El intermedio llamó a la reflexión. Hay quien vio una senyera en el cogote de cada brasileiro cuando en el primer suspiro de la segunda mitad habían triplicado en 50 minutos el saco de goles encajado por España en los cuatro partidos anteriores. Daba la sensación de que Brasil creaba ocasiones de peligro con la voluntad que se emplea en chasquear los dedos mientras los europeos necesitaban diez pares de manos para encontrarse los pulgares. Camisas amarelhas y bola eran polos opuestos, atraídos casi de manera insultante hacia sus propias botas en cualquier rebote que la física pueda plantear. Ni siquiera el flopping de Navas pudo frenar la hemorragia que España adoleció, tampoco hubieran bastado mil vendas. Brasil era un magnate armamentístico que jugaba contra el adolescente de la cuchara de palo.

Sería injusto volar sobre la peor final de la historia española sin calificar la inmensidad que Neymar destiló en cada acción. La superioridad era manifiesta independientemente se produjera un enfrentamiento estático o dinámico, siendo el brasileño el vencedor con final en regate, asistencia o gol. Tres recursos suficientes para miniaturizar a sus compañeros de equipo y, por supuesto, a sus detractores. Su ratio de acción es equiparable al de Iniesta (devorado hoy por el hambre brasileña, pero aun así mejor futbolista español) en cuanto al peso de equipo, algo que ya crea orgías futbolísticas en las mentes culés. Junto a Leo, un capricho.
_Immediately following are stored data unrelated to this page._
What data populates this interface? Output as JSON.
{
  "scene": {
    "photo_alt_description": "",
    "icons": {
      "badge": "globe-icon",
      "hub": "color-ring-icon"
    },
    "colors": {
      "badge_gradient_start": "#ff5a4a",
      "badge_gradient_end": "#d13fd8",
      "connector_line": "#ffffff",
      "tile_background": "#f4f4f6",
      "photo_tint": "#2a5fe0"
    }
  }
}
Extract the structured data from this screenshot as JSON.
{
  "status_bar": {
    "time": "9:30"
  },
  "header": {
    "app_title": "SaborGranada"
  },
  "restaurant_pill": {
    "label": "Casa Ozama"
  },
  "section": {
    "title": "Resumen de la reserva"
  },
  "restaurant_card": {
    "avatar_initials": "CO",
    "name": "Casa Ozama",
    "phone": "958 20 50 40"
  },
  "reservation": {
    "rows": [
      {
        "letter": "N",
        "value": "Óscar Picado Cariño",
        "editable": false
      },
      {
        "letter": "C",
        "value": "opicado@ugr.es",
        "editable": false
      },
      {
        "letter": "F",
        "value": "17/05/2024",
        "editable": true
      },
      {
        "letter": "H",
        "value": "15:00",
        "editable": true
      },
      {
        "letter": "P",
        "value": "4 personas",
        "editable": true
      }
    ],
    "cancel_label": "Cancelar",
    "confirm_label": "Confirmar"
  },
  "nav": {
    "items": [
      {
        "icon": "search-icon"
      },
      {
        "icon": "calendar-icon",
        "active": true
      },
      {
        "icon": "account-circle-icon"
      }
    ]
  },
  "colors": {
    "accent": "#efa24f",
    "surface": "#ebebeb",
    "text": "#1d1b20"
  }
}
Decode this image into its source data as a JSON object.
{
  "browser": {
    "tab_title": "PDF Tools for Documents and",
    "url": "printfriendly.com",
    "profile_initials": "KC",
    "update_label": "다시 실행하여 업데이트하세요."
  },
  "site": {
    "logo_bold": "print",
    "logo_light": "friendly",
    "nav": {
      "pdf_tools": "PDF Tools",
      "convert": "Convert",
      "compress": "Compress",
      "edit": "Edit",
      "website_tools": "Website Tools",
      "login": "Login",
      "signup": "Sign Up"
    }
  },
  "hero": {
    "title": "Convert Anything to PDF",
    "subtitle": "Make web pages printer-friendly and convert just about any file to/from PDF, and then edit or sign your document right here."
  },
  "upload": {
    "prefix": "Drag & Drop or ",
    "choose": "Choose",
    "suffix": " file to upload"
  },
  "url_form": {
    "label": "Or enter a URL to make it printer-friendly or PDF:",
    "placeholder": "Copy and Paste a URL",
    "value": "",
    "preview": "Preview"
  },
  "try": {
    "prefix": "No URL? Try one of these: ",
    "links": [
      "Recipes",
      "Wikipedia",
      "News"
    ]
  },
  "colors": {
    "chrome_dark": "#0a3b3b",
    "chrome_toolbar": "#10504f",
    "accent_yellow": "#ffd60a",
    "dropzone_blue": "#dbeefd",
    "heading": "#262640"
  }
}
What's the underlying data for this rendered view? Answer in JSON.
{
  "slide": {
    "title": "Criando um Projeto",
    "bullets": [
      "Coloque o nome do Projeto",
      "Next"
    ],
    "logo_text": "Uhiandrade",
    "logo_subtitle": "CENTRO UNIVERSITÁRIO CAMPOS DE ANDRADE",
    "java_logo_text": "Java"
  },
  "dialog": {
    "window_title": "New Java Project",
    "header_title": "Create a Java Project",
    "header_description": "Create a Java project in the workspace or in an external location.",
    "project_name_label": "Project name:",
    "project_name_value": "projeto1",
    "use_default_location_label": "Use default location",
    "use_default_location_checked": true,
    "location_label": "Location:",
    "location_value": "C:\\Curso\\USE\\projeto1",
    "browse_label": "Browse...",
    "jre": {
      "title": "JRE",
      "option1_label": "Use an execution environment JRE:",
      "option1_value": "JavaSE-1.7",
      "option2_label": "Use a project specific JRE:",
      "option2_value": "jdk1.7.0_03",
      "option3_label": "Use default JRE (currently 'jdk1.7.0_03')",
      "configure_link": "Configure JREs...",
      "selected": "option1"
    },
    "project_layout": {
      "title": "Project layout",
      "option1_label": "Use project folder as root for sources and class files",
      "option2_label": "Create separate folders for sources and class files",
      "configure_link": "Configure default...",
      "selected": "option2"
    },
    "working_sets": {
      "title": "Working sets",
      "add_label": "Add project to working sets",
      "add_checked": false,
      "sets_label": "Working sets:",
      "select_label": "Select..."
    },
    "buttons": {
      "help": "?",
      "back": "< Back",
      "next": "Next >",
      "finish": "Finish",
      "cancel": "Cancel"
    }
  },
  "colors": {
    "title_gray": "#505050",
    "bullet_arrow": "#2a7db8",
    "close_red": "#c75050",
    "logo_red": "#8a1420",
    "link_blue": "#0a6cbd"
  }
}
Para variar, Júlio César brilló.

Como muestra de divorcio total, el amante se enfrentó al esposo, teniendo mucho más que abonar este último porque su pareja, la pelota, estaba en juego. Perdió, y con ello queda en entredicho su capacidad para volver a recuperar un cónyuge que durante cinco años danzaba a ras de suelo y que ahora brinca de un lado para otro por sambas. Ni se les ocurra volver a proponer la Copa Confederaciones como viaje de novios.